Estes dias estava estudando gráficos com a minha filhota menor, e imaginei como seria um gráfico da minha vida, com os grandes eventos destacados a cada década vivida. O marco zero, meu nascimento, obviamente. Primeira década, colocaria minha primeira festa de aniversário, que ganhei quando completei 10 anos e pude convidar todas as amigas e amigos da minha sala. Até então, eu só era a convidada, mas nunca tinha sido promovida a “convidadora”. Na segunda década, certamente o meu ingresso na UFPR, em Nutrição. Na terceira década, nascimento da minha primeira filhota e preparo afetivo e mental para receber a segunda. Na quarta década, a tranquilidade de estar com a vida bem estruturada: um companheiro parceiro, duas filhas amorosas, um trabalho que me permite mostrar quem realmente sou, meus valores, minhas ideias e que valoriza tudo isso, um lar gostoso para morar e a melhor fase de saúde física e mental que já experimentei, com o veganismo. A quinta década já está sendo vivida e, pelo que experimentei dela até agora, poderia palpitar que colocarei daqui a 6 anos e meio: liberdade, tranquilidade, maturidade, segurança e convicção para qualquer decisão que eu tenha que tomar.
Tenho vivido meus dias desta nova década com uma atenção natural e orgânica a tudo o que não me faz bem. Não gosto da sensação de “ter que fazer” algo. Quando este sentimento me visita, paro tudo e me faço perguntas: por quê mesmo que tenho que fazer? E, muitas vezes, concluo que não preciso e isso me traz um alívio imediato. Encontrar pessoas com quem eu não consiga ser eu mesma, por exemplo, é algo que não tenho mais feito nesta altura do meu gráfico. Viver situações em que eu não me sinta confortável, também ficou em outra década. Hoje já me conheço o suficiente para saber com convicção quais programas me agradam e quais companhias me fazem bem.

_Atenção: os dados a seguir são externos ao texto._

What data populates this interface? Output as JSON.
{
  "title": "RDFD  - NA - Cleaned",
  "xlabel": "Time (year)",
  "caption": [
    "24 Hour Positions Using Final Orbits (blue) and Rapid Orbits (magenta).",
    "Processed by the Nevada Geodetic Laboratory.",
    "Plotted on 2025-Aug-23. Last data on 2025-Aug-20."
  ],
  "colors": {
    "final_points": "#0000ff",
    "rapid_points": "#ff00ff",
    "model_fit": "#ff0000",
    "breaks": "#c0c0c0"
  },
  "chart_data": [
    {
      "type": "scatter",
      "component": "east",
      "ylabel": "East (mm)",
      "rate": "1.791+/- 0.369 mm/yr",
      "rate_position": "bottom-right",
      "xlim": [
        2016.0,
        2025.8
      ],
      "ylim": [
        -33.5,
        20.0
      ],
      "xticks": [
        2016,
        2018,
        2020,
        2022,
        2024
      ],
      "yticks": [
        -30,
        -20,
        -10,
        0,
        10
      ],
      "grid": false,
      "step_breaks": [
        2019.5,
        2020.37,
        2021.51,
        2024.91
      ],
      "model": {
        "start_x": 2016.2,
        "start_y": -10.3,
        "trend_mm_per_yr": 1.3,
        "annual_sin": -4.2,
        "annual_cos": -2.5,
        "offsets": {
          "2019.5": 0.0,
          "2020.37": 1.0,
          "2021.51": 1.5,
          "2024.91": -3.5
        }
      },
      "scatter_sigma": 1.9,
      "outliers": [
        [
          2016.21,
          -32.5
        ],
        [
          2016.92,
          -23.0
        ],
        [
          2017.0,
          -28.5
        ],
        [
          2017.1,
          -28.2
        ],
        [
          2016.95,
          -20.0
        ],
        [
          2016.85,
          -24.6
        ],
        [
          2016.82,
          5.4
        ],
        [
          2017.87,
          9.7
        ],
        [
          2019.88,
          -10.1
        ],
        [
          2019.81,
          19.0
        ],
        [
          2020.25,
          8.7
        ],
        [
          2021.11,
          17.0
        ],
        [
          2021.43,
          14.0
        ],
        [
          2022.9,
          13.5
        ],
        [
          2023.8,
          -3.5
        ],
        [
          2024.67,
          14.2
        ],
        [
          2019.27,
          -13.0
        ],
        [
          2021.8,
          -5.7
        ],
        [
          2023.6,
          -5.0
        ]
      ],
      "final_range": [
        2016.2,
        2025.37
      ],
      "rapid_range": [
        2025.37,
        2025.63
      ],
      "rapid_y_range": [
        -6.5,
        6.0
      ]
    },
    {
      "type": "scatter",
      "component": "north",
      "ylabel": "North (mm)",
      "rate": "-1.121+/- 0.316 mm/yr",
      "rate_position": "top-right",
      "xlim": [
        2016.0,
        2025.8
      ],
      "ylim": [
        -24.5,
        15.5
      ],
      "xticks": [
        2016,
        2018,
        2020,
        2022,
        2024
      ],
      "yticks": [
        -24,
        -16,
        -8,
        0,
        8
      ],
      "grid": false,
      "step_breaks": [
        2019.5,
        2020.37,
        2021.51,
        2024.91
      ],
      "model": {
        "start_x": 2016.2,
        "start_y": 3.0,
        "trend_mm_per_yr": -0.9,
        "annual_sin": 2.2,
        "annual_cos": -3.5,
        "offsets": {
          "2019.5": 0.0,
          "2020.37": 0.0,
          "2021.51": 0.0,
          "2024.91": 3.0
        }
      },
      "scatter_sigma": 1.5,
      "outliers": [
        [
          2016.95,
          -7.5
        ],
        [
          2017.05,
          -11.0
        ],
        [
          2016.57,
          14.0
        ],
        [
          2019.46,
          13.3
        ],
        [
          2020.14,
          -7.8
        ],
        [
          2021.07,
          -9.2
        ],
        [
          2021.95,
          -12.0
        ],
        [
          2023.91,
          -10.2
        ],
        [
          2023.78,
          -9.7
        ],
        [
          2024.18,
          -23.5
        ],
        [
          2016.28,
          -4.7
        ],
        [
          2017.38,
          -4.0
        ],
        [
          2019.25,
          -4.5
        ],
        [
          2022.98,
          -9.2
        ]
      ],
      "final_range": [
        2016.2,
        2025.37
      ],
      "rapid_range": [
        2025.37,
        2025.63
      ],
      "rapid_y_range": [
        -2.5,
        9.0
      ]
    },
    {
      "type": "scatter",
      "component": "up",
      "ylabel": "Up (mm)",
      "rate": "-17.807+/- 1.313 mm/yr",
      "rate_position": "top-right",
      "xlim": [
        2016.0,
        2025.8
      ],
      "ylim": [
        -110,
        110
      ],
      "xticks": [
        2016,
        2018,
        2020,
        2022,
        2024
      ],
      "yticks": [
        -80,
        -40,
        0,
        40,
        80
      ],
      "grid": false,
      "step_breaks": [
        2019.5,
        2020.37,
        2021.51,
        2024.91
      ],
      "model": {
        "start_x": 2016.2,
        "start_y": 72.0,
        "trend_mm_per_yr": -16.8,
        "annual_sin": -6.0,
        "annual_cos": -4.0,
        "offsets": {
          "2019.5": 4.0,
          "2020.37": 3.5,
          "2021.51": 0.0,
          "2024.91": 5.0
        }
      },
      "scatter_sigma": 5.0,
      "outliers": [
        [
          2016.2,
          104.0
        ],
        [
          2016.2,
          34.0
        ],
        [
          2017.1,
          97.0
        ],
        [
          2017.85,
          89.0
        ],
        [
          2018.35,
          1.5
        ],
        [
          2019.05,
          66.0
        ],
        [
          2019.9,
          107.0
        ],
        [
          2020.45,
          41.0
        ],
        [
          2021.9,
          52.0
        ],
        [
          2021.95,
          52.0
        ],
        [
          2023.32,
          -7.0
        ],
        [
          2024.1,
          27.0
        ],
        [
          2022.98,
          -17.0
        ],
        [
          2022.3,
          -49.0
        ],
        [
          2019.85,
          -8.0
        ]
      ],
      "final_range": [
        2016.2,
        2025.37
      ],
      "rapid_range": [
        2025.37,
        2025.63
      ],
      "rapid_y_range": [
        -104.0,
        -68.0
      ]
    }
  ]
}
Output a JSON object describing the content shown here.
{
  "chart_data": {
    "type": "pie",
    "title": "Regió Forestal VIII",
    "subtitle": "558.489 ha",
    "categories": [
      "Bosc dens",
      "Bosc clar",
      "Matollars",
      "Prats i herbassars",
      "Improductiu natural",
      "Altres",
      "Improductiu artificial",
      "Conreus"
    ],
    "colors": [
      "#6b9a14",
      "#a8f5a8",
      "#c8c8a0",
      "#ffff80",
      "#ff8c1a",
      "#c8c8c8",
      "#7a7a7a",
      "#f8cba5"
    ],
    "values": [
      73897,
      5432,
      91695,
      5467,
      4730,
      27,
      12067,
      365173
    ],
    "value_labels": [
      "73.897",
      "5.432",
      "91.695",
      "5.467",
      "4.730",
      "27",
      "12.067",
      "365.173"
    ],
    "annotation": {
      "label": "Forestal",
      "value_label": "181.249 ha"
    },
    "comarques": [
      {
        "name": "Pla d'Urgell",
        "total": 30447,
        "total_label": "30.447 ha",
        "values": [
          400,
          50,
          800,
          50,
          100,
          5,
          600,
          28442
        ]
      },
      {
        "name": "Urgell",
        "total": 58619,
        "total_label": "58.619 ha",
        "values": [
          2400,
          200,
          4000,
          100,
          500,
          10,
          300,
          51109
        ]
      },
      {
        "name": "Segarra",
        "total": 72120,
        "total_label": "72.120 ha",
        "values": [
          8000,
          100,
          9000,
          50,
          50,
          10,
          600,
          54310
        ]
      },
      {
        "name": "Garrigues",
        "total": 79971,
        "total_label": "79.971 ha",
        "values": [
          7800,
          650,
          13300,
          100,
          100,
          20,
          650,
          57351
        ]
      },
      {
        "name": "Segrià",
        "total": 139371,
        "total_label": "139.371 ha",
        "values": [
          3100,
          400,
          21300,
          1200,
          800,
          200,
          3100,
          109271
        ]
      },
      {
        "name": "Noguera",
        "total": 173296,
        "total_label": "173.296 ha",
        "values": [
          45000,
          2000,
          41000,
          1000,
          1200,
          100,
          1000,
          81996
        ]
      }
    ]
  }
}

E, ainda que tenham pessoas que me façam bem, sei também por quanto tempo de convívio eu usufruo deste benefício com elas. Algumas já sei que é por 2 ou 4 horas, por exemplo. Outras, eu nem conto as horas… elas passam despercebidas. Parece incoerente demais, e até desrespeitoso com meus anos vividos, eu ter que me submeter a situações e pessoas. A submissão esteve presente em várias décadas, mas consegui deixar ela para trás e está sendo libertador viver desta forma.
Hoje consigo me perdoar por tudo o que eu fui capaz de ser em outras décadas, entendendo que a minha falta de “força” e convicção de outrora me impulsionaram na formação de quem eu sou hoje. Seria um sofrimento duplo para mim se além do sofrimento que passei noutras décadas, eu ainda me punisse, nesta década atual, por não ter feito tudo de outra forma anteriormente. Hoje consegui mudar as lentes sobre mim e me enxergar com um certo tipo de orgulho e admiração, me aceitando exatamente como sou, imperfeita. Ao escrever isso lembrei de quando fiz a cirurgia a laser para corrigir a minha miopia de quase 5 graus. Entrei de óculos para o procedimento e saí enxergando tudo, nos mínimos detalhes, com nitidez, todos os contornos dos elementos animados e inanimados que compunham a minha vida, inclusive meu próprio rosto no espelho. Não foi fácil tomar a decisão de passar um laser nos olhos… procurei um especialista de confiança, tive que me organizar financeiramente, tive medo durante o procedimento e saí com um pouco de dor e uma lista de cuidados que deveria tomar. Mas, depois que tudo passou, eu até me arrependi de não ter feito a correção da miopia antes. Foi libertador me livrar dos óculos e das lentes de contato. Enxergar por mim mesma, sem me apoiar em nada, nem ninguém, era uma sensação maravilhosa e inédita para mim. Chego a conclusão de que viver a quinta década da minha vida é como voltar a enxergar com nitidez depois de passar 4 décadas míope.